Crack Nucleation in the Adhesive Wear of an Elastic-Plastic Half-Space

TL;DR

This paper investigates how plastic deformation influences crack nucleation during adhesive wear in elastic-plastic materials, revealing that plastic residual stresses increase crack likelihood, especially in ductile materials, with elastic interactions further affecting crack initiation.

Contribution

It introduces novel elastoplastic contact simulations and a modified Greenwood--Williamson model to analyze crack nucleation, highlighting the impact of plasticity and elastic interactions on wear processes.

Findings

Plastic residual deformations increase crack nucleation likelihood.

Ductile materials exhibit higher crack nucleation risk.
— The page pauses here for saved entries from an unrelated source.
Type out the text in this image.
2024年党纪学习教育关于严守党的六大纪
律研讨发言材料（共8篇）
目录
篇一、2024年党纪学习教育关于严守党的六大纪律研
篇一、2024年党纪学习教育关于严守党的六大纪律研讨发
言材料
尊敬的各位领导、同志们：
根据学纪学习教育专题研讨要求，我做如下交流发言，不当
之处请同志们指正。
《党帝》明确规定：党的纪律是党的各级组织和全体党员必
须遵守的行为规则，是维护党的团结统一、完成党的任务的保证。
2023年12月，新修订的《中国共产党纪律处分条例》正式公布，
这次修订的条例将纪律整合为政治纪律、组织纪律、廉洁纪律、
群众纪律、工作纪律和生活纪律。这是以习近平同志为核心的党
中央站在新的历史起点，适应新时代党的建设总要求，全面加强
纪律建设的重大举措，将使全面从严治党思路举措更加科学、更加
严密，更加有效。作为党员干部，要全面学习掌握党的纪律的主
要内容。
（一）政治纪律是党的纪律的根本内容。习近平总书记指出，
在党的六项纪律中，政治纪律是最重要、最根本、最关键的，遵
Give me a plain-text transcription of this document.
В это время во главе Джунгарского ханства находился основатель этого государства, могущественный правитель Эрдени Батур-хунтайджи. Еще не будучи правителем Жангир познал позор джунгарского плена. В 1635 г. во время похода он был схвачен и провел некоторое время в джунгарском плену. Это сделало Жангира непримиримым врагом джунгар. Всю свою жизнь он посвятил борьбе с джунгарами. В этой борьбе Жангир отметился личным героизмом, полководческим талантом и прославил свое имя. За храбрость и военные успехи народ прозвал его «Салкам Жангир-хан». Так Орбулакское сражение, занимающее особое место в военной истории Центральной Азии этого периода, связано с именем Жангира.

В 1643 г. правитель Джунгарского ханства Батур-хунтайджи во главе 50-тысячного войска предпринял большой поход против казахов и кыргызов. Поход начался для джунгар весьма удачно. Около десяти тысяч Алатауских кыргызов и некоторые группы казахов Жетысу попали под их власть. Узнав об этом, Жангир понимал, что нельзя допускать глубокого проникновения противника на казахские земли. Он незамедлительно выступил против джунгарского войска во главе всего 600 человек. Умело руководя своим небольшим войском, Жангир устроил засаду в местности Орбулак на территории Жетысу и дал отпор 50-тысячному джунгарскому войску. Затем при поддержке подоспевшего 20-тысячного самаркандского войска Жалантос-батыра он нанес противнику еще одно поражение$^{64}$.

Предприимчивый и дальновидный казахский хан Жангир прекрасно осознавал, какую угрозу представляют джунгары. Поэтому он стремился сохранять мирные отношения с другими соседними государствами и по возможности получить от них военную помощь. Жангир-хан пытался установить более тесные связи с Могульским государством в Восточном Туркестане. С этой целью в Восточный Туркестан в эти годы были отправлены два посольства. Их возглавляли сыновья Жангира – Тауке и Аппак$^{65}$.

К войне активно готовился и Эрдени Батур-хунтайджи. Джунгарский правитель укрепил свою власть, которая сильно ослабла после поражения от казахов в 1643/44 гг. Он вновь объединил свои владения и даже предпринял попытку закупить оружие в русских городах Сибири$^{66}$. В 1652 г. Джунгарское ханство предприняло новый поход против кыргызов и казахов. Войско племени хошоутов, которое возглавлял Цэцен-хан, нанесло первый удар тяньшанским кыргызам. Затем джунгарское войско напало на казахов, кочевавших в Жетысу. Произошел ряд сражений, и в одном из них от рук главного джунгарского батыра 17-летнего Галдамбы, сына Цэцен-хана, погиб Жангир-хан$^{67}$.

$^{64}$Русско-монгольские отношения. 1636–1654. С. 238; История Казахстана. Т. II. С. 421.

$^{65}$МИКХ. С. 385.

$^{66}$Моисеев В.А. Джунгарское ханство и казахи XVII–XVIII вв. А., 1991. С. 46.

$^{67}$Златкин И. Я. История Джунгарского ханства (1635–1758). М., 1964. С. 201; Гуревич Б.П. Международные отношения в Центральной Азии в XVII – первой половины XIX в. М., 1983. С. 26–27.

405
Elastic interactions between contacts influence crack initiation.

Abstract

The detachment of material in an adhesive wear process is driven by a fracture mechanism which is controlled by a critical length-scale. Previous efforts in multi-asperity wear modeling have applied this microscopic process to rough elastic contact. However, experimental data shows that the assumption of purely elastic deformation at rough contact interfaces is unrealistic, and that asperities in contact must deform plastically to accommodate the large contact stresses. We therefore investigate the consequences of plastic deformation on the macro-scale wear response using novel elastoplastic contact simulations. The crack nucleation process at a rough contact interface is analyzed in a comparative study with a classical $J_2$ plasticity approach and a saturation plasticity model. We show that plastic residual deformations in the $J_2$ model heighten the surface tensile stresses, leading to a higher crack nucleation likelihood for contacts. This effect is shown to be stronger when the material is more ductile. We also show that elastic interactions between contacts can increase the likelihood of individual contacts nucleating cracks, irrespective of the contact constitutive model. This is supported by a statistical approach we develop based on a Greenwood--Williamson model modified to take into account the elastic interactions between contacts and the shear strength of the contact junction.